Dazu passt wie bestellt ein Text, den ich vor einiger Zeit aus dem Archiv von Dieter Felsinger erhalten habe. Es ist ein Ausschnitt aus einem Bericht über eine Wanderfahrt am französischen Abschnitt der Mosel von Epinal nach Trier, erschienen in der FAZ am 12. September 2013, „“vorwärts fahren, rückwärts schauen“ von Peter Sandmeyer (er ist Journalist und Mitglied eines traditionsreichen Hamburger Ruderclubs an der Alster in Hamburg).
„Rudern ist Lebenskunst. Von außen betrachtet, könnte die stundenlange, nur von kurzen Pausen unterbrochene Spazierfahrt auf Flüssen und Kanälen ereignisarm wirken. Doch die innere Wahrnehmung ist eine andere. …
… Rudern ist eine eigenartige Art der menschlichen Fortbewegung, doch vielleicht die philosophischste unter ihnen.

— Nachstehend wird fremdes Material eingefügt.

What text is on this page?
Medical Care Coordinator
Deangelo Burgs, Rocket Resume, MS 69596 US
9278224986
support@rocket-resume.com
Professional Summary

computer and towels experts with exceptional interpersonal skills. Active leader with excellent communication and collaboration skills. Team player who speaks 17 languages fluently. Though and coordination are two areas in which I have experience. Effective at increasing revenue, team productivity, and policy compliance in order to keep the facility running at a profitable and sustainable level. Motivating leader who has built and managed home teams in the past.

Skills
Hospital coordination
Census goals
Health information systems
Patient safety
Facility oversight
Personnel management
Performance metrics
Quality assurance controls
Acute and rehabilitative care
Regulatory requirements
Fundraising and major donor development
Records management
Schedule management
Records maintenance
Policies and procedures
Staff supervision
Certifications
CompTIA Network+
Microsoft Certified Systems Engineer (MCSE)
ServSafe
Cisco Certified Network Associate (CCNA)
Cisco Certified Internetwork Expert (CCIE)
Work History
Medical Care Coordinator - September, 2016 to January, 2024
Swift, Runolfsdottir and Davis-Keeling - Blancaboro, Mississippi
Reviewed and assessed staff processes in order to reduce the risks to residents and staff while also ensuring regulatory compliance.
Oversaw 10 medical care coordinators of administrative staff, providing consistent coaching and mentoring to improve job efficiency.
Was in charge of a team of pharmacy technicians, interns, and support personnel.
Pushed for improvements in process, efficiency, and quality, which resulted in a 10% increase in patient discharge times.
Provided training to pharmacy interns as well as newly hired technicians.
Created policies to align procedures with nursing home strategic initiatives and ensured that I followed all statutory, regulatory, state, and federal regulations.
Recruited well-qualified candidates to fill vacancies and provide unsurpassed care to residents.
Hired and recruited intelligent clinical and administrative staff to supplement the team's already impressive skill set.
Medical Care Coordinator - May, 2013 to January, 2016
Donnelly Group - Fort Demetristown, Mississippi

Der Ruderer fährt vorwärts, blickt dabei aber immer zurück. Alles, was er sieht, ist schon vergangen, liegt hinter ihm und dem Boot, auf dem er fährt – die schöne Frau, die schöne Anlegestelle, das schönste Fotomotiv. Der Ruderer durchfährt eine Gegenwart, die er stets schon verlassen hat. Seinen Weg säumen tempi passati verstrichene Gelegenheiten, verpasste Chancen. Das prägt seine Wahrnehmung der Welt und sein Verhältnis zu ihr. Rudern verhilft zu Kontemplation und einer Haltung gelassenen Loslassens. Es ist, sagen Kenner, die preußische Art der Meditation. Der amerikanische Soziologe und Autor Craig Lambert nennt es ´eine Lebenskunst´“. …
Bei der Lektüre dieser Betrachtungen stellte ich mir die Frage, ob es im kommenden Jahr eine Fortsetzung der Wanderruderei wie vor 2020 möglich sein wird. Ziele gäbe es ja noch viele. Wenigstens einige von ihnen doch zu erreichen, das hoffe ich und freue mich darauf.